Sitting close, an occasional hand on a shoulder, the subtle tones of voice—that’s my version of eye contact. Social distancing has taken that away entirely. And I’m told it will never be back.

I worry about the people with disabilities like mine who don’t have a spouse and kids at home. If social distancing is here to stay, will they never feel the touch of a human hand again? So many people with disabilities live alone without a lot of family or community support. People talk big about caring, but the truth is that mostly people only hang out with those they think are popular, successful and attractive enough.

A lot of people who are just as friend-worthy fall through the cracks even in normal times. And now… I don’t even want to contemplate it.

I am not saying we shouldn’t do social distancing or wear masks. In many places, particularly in the US right now, we have to. Listen to medical advice. Be careful particularly in areas hard hit by the virus. But let’s also sit a moment in stillness and think on what protecting the vulnerable really means.

I’m not saying you have to empathize with everyone. Compassion fatigue is a thing and likely part of the culprit here.

If someone is flaunting risky behavior—forcing people into hugs, breathing in people’s faces in public, intentionally creating large gatherings to make a political point—you’ll have to protect yourself first and save compassion for those who are just struggling. Still, a less biting reaction toward conservatives might just help them come down off of their very dangerous wall on COVID-prevention.

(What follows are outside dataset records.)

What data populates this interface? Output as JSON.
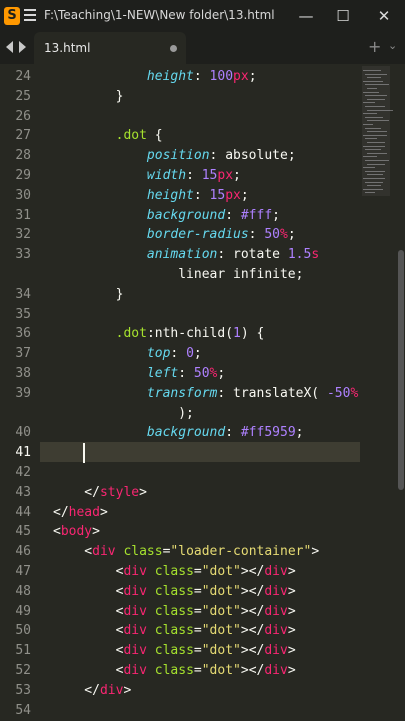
{
  "titlebar": {
    "title": "F:\\Teaching\\1-NEW\\New folder\\13.html • - Subli...",
    "app_icon_letter": "S",
    "minimize": "—",
    "maximize": "☐",
    "close": "✕"
  },
  "tabs": [
    {
      "label": "13.html",
      "modified": true
    }
  ],
  "tabbar": {
    "plus": "+",
    "chevron": "⌄"
  },
  "editor": {
    "active_line": "41",
    "lines": [
      {
        "n": "24",
        "tokens": [
          {
            "t": "            "
          },
          {
            "t": "height",
            "c": "prop"
          },
          {
            "t": ": "
          },
          {
            "t": "100",
            "c": "num"
          },
          {
            "t": "px",
            "c": "kw"
          },
          {
            "t": ";"
          }
        ]
      },
      {
        "n": "25",
        "tokens": [
          {
            "t": "        }"
          }
        ]
      },
      {
        "n": "26",
        "tokens": []
      },
      {
        "n": "27",
        "tokens": [
          {
            "t": "        "
          },
          {
            "t": ".dot",
            "c": "sel"
          },
          {
            "t": " {"
          }
        ]
      },
      {
        "n": "28",
        "tokens": [
          {
            "t": "            "
          },
          {
            "t": "position",
            "c": "prop"
          },
          {
            "t": ": absolute;"
          }
        ]
      },
      {
        "n": "29",
        "tokens": [
          {
            "t": "            "
          },
          {
            "t": "width",
            "c": "prop"
          },
          {
            "t": ": "
          },
          {
            "t": "15",
            "c": "num"
          },
          {
            "t": "px",
            "c": "kw"
          },
          {
            "t": ";"
          }
        ]
      },
      {
        "n": "30",
        "tokens": [
          {
            "t": "            "
          },
          {
            "t": "height",
            "c": "prop"
          },
          {
            "t": ": "
          },
          {
            "t": "15",
            "c": "num"
          },
          {
            "t": "px",
            "c": "kw"
          },
          {
            "t": ";"
          }
        ]
      },
      {
        "n": "31",
        "tokens": [
          {
            "t": "            "
          },
          {
            "t": "background",
            "c": "prop"
          },
          {
            "t": ": "
          },
          {
            "t": "#fff",
            "c": "num"
          },
          {
            "t": ";"
          }
        ]
      },
      {
        "n": "32",
        "tokens": [
          {
            "t": "            "
          },
          {
            "t": "border-radius",
            "c": "prop"
          },
          {
            "t": ": "
          },
          {
            "t": "50",
            "c": "num"
          },
          {
            "t": "%",
            "c": "kw"
          },
          {
            "t": ";"
          }
        ]
      },
      {
        "n": "33",
        "tokens": [
          {
            "t": "            "
          },
          {
            "t": "animation",
            "c": "prop"
          },
          {
            "t": ": rotate "
          },
          {
            "t": "1.5",
            "c": "num"
          },
          {
            "t": "s",
            "c": "kw"
          }
        ]
      },
      {
        "n": "",
        "tokens": [
          {
            "t": "                linear infinite;"
          }
        ]
      },
      {
        "n": "34",
        "tokens": [
          {
            "t": "        }"
          }
        ]
      },
      {
        "n": "35",
        "tokens": []
      },
      {
        "n": "36",
        "tokens": [
          {
            "t": "        "
          },
          {
            "t": ".dot",
            "c": "sel"
          },
          {
            "t": ":nth-child("
          },
          {
            "t": "1",
            "c": "num"
          },
          {
            "t": ") {"
          }
        ]
      },
      {
        "n": "37",
        "tokens": [
          {
            "t": "            "
          },
          {
            "t": "top",
            "c": "prop"
          },
          {
            "t": ": "
          },
          {
            "t": "0",
            "c": "num"
          },
          {
            "t": ";"
          }
        ]
      },
      {
        "n": "38",
        "tokens": [
          {
            "t": "            "
          },
          {
            "t": "left",
            "c": "prop"
          },
          {
            "t": ": "
          },
          {
            "t": "50",
            "c": "num"
          },
          {
            "t": "%",
            "c": "kw"
          },
          {
            "t": ";"
          }
        ]
      },
      {
        "n": "39",
        "tokens": [
          {
            "t": "            "
          },
          {
            "t": "transform",
            "c": "prop"
          },
          {
            "t": ": translateX( "
          },
          {
            "t": "-50",
            "c": "num"
          },
          {
            "t": "%",
            "c": "kw"
          }
        ]
      },
      {
        "n": "",
        "tokens": [
          {
            "t": "                );"
          }
        ]
      },
      {
        "n": "40",
        "tokens": [
          {
            "t": "            "
          },
          {
            "t": "background",
            "c": "prop"
          },
          {
            "t": ": "
          },
          {
            "t": "#ff5959",
            "c": "num"
          },
          {
            "t": ";"
          }
        ]
      },
      {
        "n": "41",
        "tokens": []
      },
      {
        "n": "42",
        "tokens": []
      },
      {
        "n": "43",
        "tokens": [
          {
            "t": "    </"
          },
          {
            "t": "style",
            "c": "tag"
          },
          {
            "t": ">"
          }
        ]
      },
      {
        "n": "44",
        "tokens": [
          {
            "t": "</"
          },
          {
            "t": "head",
            "c": "tag"
          },
          {
            "t": ">"
          }
        ]
      },
      {
        "n": "45",
        "tokens": [
          {
            "t": "<"
          },
          {
            "t": "body",
            "c": "tag"
          },
          {
            "t": ">"
          }
        ]
      },
      {
        "n": "46",
        "tokens": [
          {
            "t": "    <"
          },
          {
            "t": "div",
            "c": "tag"
          },
          {
            "t": " "
          },
          {
            "t": "class",
            "c": "attr"
          },
          {
            "t": "="
          },
          {
            "t": "\"loader-container\"",
            "c": "str"
          },
          {
            "t": ">"
          }
        ]
      },
      {
        "n": "47",
        "tokens": [
          {
            "t": "        <"
          },
          {
            "t": "div",
            "c": "tag"
          },
          {
            "t": " "
          },
          {
            "t": "class",
            "c": "attr"
          },
          {
            "t": "="
          },
          {
            "t": "\"dot\"",
            "c": "str"
          },
          {
            "t": "></"
          },
          {
            "t": "div",
            "c": "tag"
          },
          {
            "t": ">"
          }
        ]
      },
      {
        "n": "48",
        "tokens": [
          {
            "t": "        <"
          },
          {
            "t": "div",
            "c": "tag"
          },
          {
            "t": " "
          },
          {
            "t": "class",
            "c": "attr"
          },
          {
            "t": "="
          },
          {
            "t": "\"dot\"",
            "c": "str"
          },
          {
            "t": "></"
          },
          {
            "t": "div",
            "c": "tag"
          },
          {
            "t": ">"
          }
        ]
      },
      {
        "n": "49",
        "tokens": [
          {
            "t": "        <"
          },
          {
            "t": "div",
            "c": "tag"
          },
          {
            "t": " "
          },
          {
            "t": "class",
            "c": "attr"
          },
          {
            "t": "="
          },
          {
            "t": "\"dot\"",
            "c": "str"
          },
          {
            "t": "></"
          },
          {
            "t": "div",
            "c": "tag"
          },
          {
            "t": ">"
          }
        ]
      },
      {
        "n": "50",
        "tokens": [
          {
            "t": "        <"
          },
          {
            "t": "div",
            "c": "tag"
          },
          {
            "t": " "
          },
          {
            "t": "class",
            "c": "attr"
          },
          {
            "t": "="
          },
          {
            "t": "\"dot\"",
            "c": "str"
          },
          {
            "t": "></"
          },
          {
            "t": "div",
            "c": "tag"
          },
          {
            "t": ">"
          }
        ]
      },
      {
        "n": "51",
        "tokens": [
          {
            "t": "        <"
          },
          {
            "t": "div",
            "c": "tag"
          },
          {
            "t": " "
          },
          {
            "t": "class",
            "c": "attr"
          },
          {
            "t": "="
          },
          {
            "t": "\"dot\"",
            "c": "str"
          },
          {
            "t": "></"
          },
          {
            "t": "div",
            "c": "tag"
          },
          {
            "t": ">"
          }
        ]
      },
      {
        "n": "52",
        "tokens": [
          {
            "t": "        <"
          },
          {
            "t": "div",
            "c": "tag"
          },
          {
            "t": " "
          },
          {
            "t": "class",
            "c": "attr"
          },
          {
            "t": "="
          },
          {
            "t": "\"dot\"",
            "c": "str"
          },
          {
            "t": "></"
          },
          {
            "t": "div",
            "c": "tag"
          },
          {
            "t": ">"
          }
        ]
      },
      {
        "n": "53",
        "tokens": [
          {
            "t": "    </"
          },
          {
            "t": "div",
            "c": "tag"
          },
          {
            "t": ">"
          }
        ]
      },
      {
        "n": "54",
        "tokens": []
      }
    ]
  },
  "colors": {
    "background": "#272822",
    "chrome": "#1e1f1c",
    "tag": "#f92672",
    "attribute": "#a6e22e",
    "string": "#e6db74",
    "property": "#66d9ef",
    "number": "#ae81ff",
    "app_icon": "#ff9800"
  }
}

Most importantly, let’s think about compassion for those who fall through the cracks in these very troubled times. Let’s be gentle. Let’s include as much as we can. Let’s remember that human contact is a basic human need. Long-term denial of human contact has documented, medical effects and can eventually lead to death, and not just through suicide.

My class of mostly elderly women studying English as a foreign language met just once last month. I offered my veranda, which has a table and chairs and a canopy of lush grape leaves. Attendance was definitely voluntary, given that several students are over seventy and one over eighty. But everybody came. They seemed very much in need of the in-person connection.

One of the students has a husband who has had a bone-marrow transplant and is at substantial immunological risk. She sat an extra distance from the rest of the group and we all wore masks at first. But then several students are hard of hearing and they rely on watching my mouth for English pronunciation. I was also having a lot of difficulty hearing the students and reading their level of comprehension with the masks and the distance.

In the end, the one with the vulnerable husband and the one who is a nurse decided we could do without the masks but remain at a distance. Everyone was gentle and considerate.

As the teacher, I am able to set the tone in these classes and I have always set a standard in which everyone’s needs are heard and cared for. If compromise is made, it is initiated by those most vulnerable and not imposed upon them. I think it is part of why the same students come back year after year.

Most of my European students would likely identify themselves as conservatives, though they take universal health care for granted and are serious about COVID-19. I wish their culture of consideration was more widespread in all political camps.

We are living with terrible risks every day. COVID-19 is just one more factor. It isn’t a small one, but it isn’t the only one by far. Saying “we are all in this together” should mean more than just thoughts and prayers. It should mean real care for those hit hard by the virus and by our attempts to combat the virus.